The Court’s decision rested on two findings: first, that stale debt is a claim under the Bankruptcy Code, and second, that debtors in bankruptcy have more protections than debtors facing collections lawsuits.

  • A claim is a claim. In bankruptcy, a claim is a right to payment. If the proof of claim is filed for a right to payment, it’s not false, deceptive or misleading. The creditor may not be able to sue on that debt, but as long as they have the right to payment, they have a claim. Alabama state law, which applied to this debt, provides for a right to payment even after the statute of limitations has expired. The plaintiff may still be able to claim staleness as an affirmative defense, and the creditor should be clear on the face of the proof of claim form about the age of the debt, but the debt is still a “claim.”

  • Bankruptcy protects the debtor. A lawsuit seeking payment of a time-barred debt may be unfair or unconscionable. The filing of a proof of claim for such debt is not. A Chapter 13 debtor has several protections, including a streamlined claims allowance process with a knowledgeable trustee at the helm. Additionally, when a claim is filed and adjudicated, that debt is discharged.

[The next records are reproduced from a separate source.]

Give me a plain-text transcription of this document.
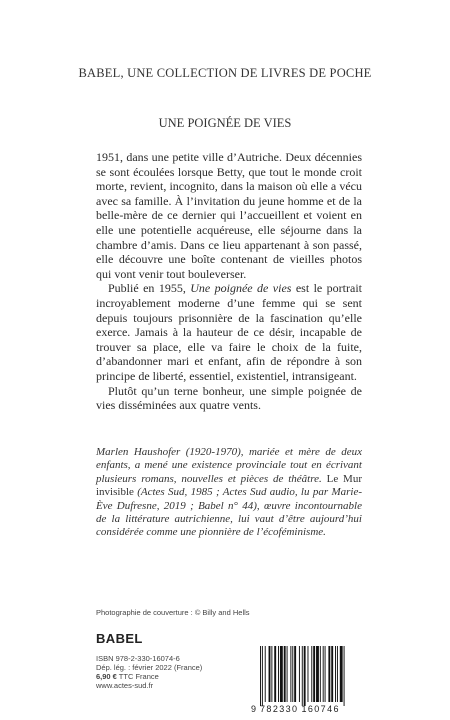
BABEL, UNE COLLECTION DE LIVRES DE POCHE
UNE POIGNÉE DE VIES

1951, dans une petite ville d’Autriche. Deux décennies se sont écoulées lorsque Betty, que tout le monde croit morte, revient, incognito, dans la maison où elle a vécu avec sa famille. À l’invitation du jeune homme et de la belle-mère de ce dernier qui l’accueillent et voient en elle une potentielle acquéreuse, elle séjourne dans la chambre d’amis. Dans ce lieu appartenant à son passé, elle découvre une boîte contenant de vieilles photos qui vont venir tout bouleverser.

Publié en 1955, Une poignée de vies est le portrait incroyablement moderne d’une femme qui se sent depuis toujours prisonnière de la fascination qu’elle exerce. Jamais à la hauteur de ce désir, incapable de trouver sa place, elle va faire le choix de la fuite, d’abandonner mari et enfant, afin de répondre à son principe de liberté, essentiel, existentiel, intransigeant.

Plutôt qu’un terne bonheur, une simple poignée de vies disséminées aux quatre vents.

Marlen Haushofer (1920-1970), mariée et mère de deux enfants, a mené une existence provinciale tout en écrivant plusieurs romans, nouvelles et pièces de théâtre. Le Mur invisible (Actes Sud, 1985 ; Actes Sud audio, lu par Marie-Ève Dufresne, 2019 ; Babel n° 44), œuvre incontournable de la littérature autrichienne, lui vaut d’être aujourd’hui considérée comme une pionnière de l’écoféminisme.

Photographie de couverture : © Billy and Hells
BABEL
ISBN 978-2-330-16074-6
Dép. lég. : février 2022 (France)
6,90 € TTC France
www.actes-sud.fr
9 782330 160746
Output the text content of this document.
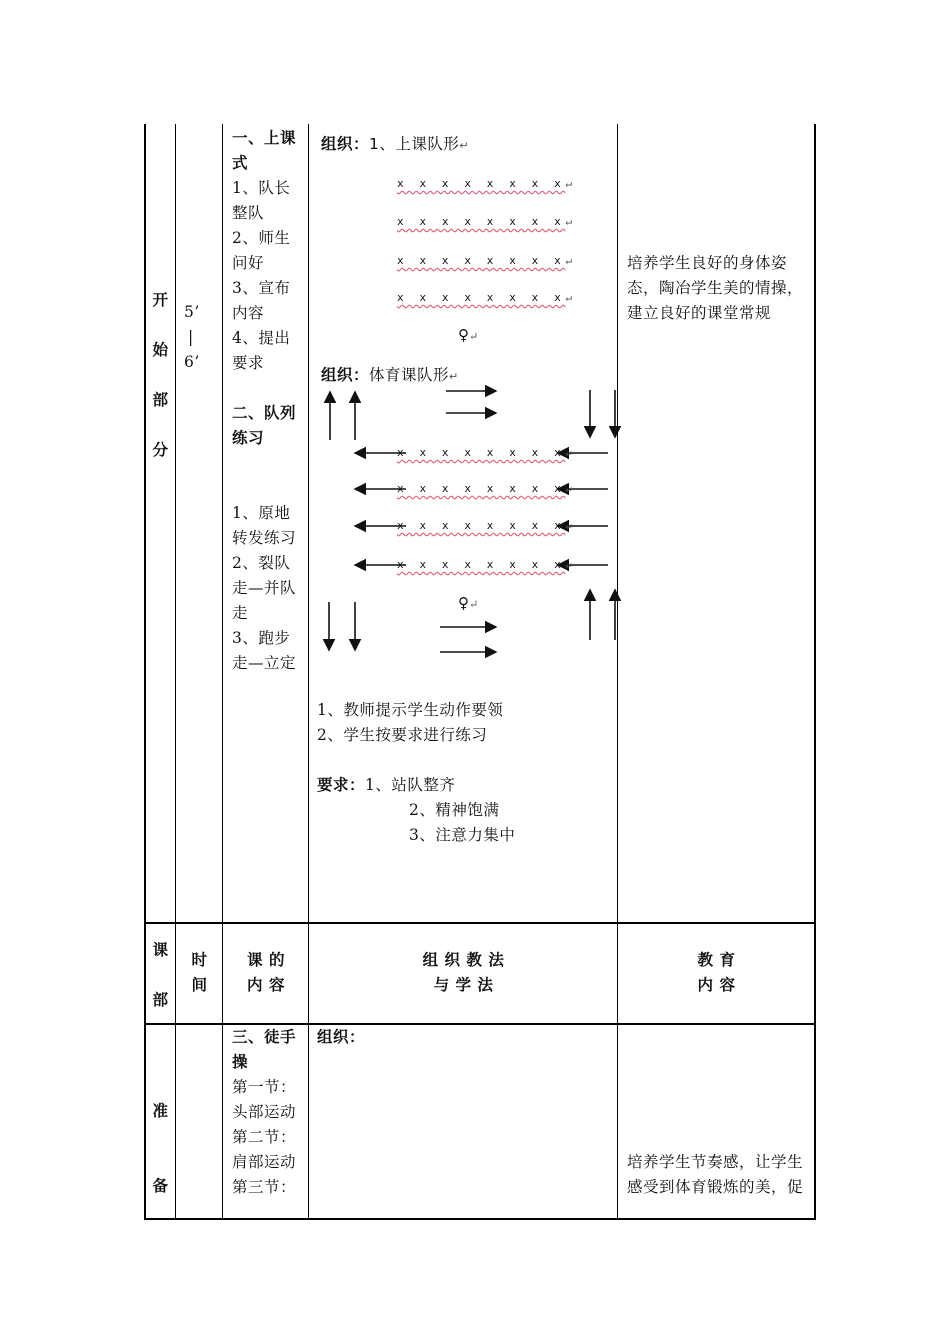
开
始
部
分
5’
|
6’
一、上课式
1、队长整队
2、师生问好
3、宣布内容
4、提出要求
二、队列练习
1、原地转发练习
2、裂队走—并队走
3、跑步走—立定
组织：1、上课队形↵
x x x x x x x x↵
x x x x x x x x↵
x x x x x x x x↵
x x x x x x x x↵
♀↵
组织：体育课队形↵
x x x x x x x x↵
x x x x x x x x↵
x x x x x x x x↵
x x x x x x x x↵
♀↵
1、教师提示学生动作要领
2、学生按要求进行练习
要求：1、站队整齐
2、精神饱满
3、注意力集中
培养学生良好的身体姿态，陶冶学生美的情操，建立良好的课堂常规
课
部
时
间
课 的
内 容
组 织 教 法
与 学 法
教 育
内 容
准
备
三、徒手操
第一节：头部运动
第二节：肩部运动
第三节：
组织：
培养学生节奏感，让学生感受到体育锻炼的美，促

What Now? Things to Watch For

The Court’s decision seems broad at first blush, and servicers and holders of time-barred debt may be rushing to file their proofs of claim. But there are still some concerns:

  • Be aware of the facts. The Court’s holding should be read only to apply to proofs of claim where the staleness is “obvious.” Indeed, several times the Court specifically referenced “obviously time-barred debt.” Creditors filing proofs of claim for stale debt should provide sufficient information showing that the statute of limitations has passed. Not providing that information may lead to an FDCPA suit not precluded by this decision.

  • Be aware of state law. Whether the proof of claim violates the FDCPA may hinge on state law. In the majority of states, including Alabama, the right to payment survives the statute of limitations, though the enforceability does not. In some states, including Mississippi and Wisconsin, the right to payment is extinguished when the debt becomes time-barred. While the Court did not expressly hold that proofs of claim for debt governed by such state law would violate the FDCPA, creditors should take appropriate care.

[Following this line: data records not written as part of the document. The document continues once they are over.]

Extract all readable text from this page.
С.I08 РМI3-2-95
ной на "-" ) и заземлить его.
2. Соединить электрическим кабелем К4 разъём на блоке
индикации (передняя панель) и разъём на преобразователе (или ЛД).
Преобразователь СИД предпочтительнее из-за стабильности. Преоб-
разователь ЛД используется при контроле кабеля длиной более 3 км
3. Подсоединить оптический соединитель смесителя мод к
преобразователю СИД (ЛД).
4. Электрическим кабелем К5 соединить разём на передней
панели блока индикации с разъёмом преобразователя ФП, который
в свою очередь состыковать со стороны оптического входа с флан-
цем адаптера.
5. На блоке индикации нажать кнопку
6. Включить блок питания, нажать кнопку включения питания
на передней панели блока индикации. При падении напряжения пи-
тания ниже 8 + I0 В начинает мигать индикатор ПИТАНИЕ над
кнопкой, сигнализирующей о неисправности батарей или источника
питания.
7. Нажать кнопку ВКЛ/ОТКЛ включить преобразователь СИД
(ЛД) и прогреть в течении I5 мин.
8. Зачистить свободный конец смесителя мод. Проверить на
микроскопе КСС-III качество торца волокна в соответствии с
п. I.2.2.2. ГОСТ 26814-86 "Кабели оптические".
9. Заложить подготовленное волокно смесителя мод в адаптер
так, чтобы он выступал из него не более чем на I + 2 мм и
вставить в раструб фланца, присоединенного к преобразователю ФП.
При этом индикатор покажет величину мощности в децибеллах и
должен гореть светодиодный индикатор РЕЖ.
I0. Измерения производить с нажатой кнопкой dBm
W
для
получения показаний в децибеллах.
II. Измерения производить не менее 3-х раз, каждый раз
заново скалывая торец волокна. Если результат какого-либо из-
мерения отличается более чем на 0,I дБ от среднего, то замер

  • Be aware of local precedent. At the end of its decision, the Court recognized that at least one bankruptcy court has found the filing of a time-barred claim sanctionable where the creditor did not investigate the possibility of an affirmative defense before filing (see In re Sekema). Creditors should be wary of filing such claims in this jurisdiction and any others that have held similarly.

The decision is certainly good news for the debt-buying industry. Buyers and servicers of stale debt should breathe a sigh of relief, but should take care not to step on the land mines the Court outlined for them.